エリは自宅の縁側に座って、暮れてゆく夕方の港を見ていた。
「こちらは静かな夕暮れよ」
ワーカムの、妙にリアルに音を拾ってくるマイクが、ソウルの柏木の部屋の外のシティーノイズを伝えてくる。
パタパタパタ、と乾いた音がした。
「いまのは?」
「ん?」
「何の音?」
「ああ、機関銃だろ? こんなのこの街じゃしょっちゅうだよ」
「大丈夫なの?」
「ああ」と柏木は笑って言った。「ここが俺の日常なんだ」
柏木はホテルの自室で、今日の仕事を終え、エリとビデオチャットをしていた。
柏木がソウルに渡って二日目。
やっとこうして、顔を見て話をする時間が持てた。
「戦争、しているのね?」
「戦争ってほどじゃない。もう政府軍もそんなに本腰を入れてないし。
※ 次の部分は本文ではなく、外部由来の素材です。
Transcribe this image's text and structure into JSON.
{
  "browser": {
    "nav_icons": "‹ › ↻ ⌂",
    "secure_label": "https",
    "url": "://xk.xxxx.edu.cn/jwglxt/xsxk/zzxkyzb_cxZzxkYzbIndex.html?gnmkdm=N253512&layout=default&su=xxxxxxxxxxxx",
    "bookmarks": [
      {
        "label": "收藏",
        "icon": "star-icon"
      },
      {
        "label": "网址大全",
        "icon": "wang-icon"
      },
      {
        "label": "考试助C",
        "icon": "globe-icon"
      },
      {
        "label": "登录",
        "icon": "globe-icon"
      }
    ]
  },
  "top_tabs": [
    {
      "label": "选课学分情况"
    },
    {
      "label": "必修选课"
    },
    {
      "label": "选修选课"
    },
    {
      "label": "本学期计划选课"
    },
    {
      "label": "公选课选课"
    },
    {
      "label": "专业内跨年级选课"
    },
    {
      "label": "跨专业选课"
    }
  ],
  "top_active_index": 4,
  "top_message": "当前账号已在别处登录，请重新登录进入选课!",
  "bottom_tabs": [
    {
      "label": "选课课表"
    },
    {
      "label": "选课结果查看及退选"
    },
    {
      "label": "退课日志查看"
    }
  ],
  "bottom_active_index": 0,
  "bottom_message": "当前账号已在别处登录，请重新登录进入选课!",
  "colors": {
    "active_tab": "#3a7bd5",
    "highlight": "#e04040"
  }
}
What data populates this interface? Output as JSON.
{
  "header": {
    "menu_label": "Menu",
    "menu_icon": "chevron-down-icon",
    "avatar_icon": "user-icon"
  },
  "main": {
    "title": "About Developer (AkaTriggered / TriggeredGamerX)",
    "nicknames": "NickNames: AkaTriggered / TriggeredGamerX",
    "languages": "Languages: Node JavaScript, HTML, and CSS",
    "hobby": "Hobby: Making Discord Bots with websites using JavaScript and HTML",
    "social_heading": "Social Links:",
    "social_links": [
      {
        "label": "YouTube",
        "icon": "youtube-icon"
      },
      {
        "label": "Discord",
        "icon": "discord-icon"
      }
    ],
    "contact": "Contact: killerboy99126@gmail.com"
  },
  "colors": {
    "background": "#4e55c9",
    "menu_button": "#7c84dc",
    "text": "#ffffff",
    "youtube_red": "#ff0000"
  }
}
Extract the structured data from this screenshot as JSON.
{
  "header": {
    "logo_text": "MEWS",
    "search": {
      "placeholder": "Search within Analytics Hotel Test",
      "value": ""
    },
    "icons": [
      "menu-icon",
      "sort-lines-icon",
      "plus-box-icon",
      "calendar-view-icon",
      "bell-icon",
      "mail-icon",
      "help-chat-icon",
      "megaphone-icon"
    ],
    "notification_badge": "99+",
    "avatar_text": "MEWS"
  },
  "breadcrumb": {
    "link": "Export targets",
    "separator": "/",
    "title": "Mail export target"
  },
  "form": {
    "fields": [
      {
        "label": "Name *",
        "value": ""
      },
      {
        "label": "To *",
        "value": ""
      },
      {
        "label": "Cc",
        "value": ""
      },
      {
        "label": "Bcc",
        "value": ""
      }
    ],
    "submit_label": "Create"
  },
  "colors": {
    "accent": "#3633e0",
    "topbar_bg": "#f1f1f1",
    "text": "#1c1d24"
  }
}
いまに情勢はおちつくんじゃないかな?」
気楽な声。
エリは不穏な気配を感じた。
「ねぇ、本当に大丈夫なの? 嘘ついてない?」
「大丈夫じゃなかったら、こんな通話なんてできないよ。電波妨害がかかって、インターネットのプライベート通信なんて完全に遮断される。話ができてるウチはまだ大丈夫だと思っていい」
わかった、とエリは不安を無理やり抑え込んで言った。